The Christian faith is constantly under attack both from without and within the Church; especially from within. Prior to the Reformation, Christendom, so-called, was anything but Christian. The Church of Rome had long before departed from Biblical Christianity. It should be remembered that the noonday of the Church of Rome is known in history as The Dark Ages. It was in the midst of this Stygian darkness that men and women, who would afterwards be burnt alive at the stake, stood up, and in the name of God, quoting the Bible, challenged the might of Rome, and were triumphant.
Today, we are still benefiting from their sacrifice, though our liberties are coming under increasing attack. This is all the more reason why we should remember the martyrs' sacrifice and the truths for which they contended.

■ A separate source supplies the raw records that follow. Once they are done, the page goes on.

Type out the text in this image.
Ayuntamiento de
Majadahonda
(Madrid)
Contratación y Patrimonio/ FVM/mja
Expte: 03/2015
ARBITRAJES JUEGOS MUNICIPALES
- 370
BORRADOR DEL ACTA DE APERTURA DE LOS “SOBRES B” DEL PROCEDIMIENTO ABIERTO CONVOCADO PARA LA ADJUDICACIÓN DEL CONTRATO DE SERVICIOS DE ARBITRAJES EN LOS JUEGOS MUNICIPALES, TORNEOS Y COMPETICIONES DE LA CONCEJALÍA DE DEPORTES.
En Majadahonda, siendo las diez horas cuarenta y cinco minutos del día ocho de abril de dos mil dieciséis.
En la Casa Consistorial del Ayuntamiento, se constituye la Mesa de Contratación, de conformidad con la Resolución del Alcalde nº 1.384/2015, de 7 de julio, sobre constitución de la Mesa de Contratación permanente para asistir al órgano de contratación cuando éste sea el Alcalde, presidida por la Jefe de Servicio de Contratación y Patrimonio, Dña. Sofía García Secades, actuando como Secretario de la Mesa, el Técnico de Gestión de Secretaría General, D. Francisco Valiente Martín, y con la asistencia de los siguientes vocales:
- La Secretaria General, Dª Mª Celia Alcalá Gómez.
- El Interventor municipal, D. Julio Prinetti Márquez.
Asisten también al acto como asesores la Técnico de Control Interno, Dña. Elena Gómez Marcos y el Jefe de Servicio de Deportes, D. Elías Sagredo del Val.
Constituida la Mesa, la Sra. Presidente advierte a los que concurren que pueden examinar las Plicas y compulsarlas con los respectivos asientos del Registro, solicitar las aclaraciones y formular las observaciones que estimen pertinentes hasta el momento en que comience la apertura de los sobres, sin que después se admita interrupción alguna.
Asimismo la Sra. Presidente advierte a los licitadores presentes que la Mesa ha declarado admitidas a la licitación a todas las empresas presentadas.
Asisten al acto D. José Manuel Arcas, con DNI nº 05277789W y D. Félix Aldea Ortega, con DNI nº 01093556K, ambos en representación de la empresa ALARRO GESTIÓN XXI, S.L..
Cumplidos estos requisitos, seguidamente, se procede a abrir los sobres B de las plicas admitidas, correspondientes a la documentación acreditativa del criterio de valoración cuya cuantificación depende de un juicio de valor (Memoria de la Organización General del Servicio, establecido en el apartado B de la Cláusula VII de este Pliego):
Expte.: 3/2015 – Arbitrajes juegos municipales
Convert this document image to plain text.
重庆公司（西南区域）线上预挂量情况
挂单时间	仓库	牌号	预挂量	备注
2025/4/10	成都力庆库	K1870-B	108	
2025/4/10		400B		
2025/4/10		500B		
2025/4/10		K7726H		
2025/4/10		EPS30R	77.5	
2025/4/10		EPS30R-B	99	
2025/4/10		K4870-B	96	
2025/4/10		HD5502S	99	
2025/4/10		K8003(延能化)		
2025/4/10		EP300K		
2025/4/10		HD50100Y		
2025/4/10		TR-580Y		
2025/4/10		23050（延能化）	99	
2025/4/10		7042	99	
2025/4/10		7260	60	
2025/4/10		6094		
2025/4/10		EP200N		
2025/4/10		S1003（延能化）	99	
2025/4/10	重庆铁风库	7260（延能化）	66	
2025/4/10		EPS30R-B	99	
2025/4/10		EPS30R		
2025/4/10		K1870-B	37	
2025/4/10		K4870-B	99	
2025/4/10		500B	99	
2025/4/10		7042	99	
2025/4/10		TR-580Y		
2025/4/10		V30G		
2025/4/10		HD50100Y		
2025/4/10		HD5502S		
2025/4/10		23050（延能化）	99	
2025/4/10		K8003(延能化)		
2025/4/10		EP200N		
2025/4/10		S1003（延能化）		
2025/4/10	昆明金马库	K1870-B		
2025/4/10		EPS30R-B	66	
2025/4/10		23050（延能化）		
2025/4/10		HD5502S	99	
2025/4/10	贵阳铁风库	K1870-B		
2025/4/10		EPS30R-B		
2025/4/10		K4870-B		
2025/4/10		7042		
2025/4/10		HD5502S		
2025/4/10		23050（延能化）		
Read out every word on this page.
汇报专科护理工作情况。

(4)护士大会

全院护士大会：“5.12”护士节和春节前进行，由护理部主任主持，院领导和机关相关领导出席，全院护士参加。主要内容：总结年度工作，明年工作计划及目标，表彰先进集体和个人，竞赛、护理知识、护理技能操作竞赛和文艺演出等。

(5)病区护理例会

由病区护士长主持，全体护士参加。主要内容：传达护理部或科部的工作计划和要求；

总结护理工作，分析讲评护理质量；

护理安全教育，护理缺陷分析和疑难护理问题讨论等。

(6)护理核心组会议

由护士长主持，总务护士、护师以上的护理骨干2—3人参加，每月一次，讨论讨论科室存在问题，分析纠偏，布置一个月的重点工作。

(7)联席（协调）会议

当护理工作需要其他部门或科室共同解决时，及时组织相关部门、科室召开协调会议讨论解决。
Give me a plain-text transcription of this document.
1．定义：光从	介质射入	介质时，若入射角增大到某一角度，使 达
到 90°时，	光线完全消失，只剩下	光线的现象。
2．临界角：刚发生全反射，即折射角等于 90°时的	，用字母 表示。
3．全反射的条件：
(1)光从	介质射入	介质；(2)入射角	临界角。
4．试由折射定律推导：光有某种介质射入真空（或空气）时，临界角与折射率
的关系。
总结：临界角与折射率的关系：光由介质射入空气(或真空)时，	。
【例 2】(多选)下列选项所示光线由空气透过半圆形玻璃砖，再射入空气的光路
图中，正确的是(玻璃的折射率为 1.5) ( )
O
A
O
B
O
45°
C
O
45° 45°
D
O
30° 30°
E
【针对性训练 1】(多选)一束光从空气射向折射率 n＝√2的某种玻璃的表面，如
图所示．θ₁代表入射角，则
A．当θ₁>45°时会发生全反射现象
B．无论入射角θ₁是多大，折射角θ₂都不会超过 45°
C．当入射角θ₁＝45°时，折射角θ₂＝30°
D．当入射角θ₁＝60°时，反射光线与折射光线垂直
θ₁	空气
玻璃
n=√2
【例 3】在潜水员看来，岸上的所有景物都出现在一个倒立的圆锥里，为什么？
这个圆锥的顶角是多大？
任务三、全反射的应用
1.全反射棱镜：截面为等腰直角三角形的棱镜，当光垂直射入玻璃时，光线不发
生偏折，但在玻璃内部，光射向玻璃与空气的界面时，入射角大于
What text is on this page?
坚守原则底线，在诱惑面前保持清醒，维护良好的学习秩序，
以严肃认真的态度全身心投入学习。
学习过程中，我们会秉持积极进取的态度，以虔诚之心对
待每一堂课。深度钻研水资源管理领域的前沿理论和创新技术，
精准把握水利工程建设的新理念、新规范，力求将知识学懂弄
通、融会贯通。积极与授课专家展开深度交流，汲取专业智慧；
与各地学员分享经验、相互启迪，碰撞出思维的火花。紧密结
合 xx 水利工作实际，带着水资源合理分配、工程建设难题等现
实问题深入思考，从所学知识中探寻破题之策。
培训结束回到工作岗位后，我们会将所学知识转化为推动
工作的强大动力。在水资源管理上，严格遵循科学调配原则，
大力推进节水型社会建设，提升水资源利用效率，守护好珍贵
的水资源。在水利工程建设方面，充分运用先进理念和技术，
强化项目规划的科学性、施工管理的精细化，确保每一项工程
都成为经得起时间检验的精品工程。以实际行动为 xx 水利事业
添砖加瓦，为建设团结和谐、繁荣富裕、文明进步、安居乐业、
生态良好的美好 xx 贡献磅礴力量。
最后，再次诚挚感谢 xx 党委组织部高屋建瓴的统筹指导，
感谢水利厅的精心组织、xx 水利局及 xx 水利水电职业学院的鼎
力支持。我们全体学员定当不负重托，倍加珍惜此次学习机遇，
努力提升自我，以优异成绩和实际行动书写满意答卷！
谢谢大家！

It is becoming increasingly obvious, in my experience, that many young Christians have no knowledge about Reformation history, nor what the errors are of the Roman Church. This is because the pastors are not teaching them about these matters. These shepherds are the dumb dogs who cannot bark, except at those who do try and take a stand. The result is that these uninformed Christians are increasingly yoking with Rome and consider those who would reprimand them for this as bigots and extremists. How Rome must be laughing at this behind the scenes!
We were informed at the recent martyr commemoration in Coventry that when the first memorial service took place in the late eighteen hundreds some 10,000 people were in attendance. The attendance on May 1st was twelve. That is a measure of the decline which has taken place in little over a hundred years.
One thing is for certain, and that is if we do not value our liberties, so as to contend for them as they come under threat, they shall be taken from us. The old saying "Eternal vigilance is the price of freedom", still holds good.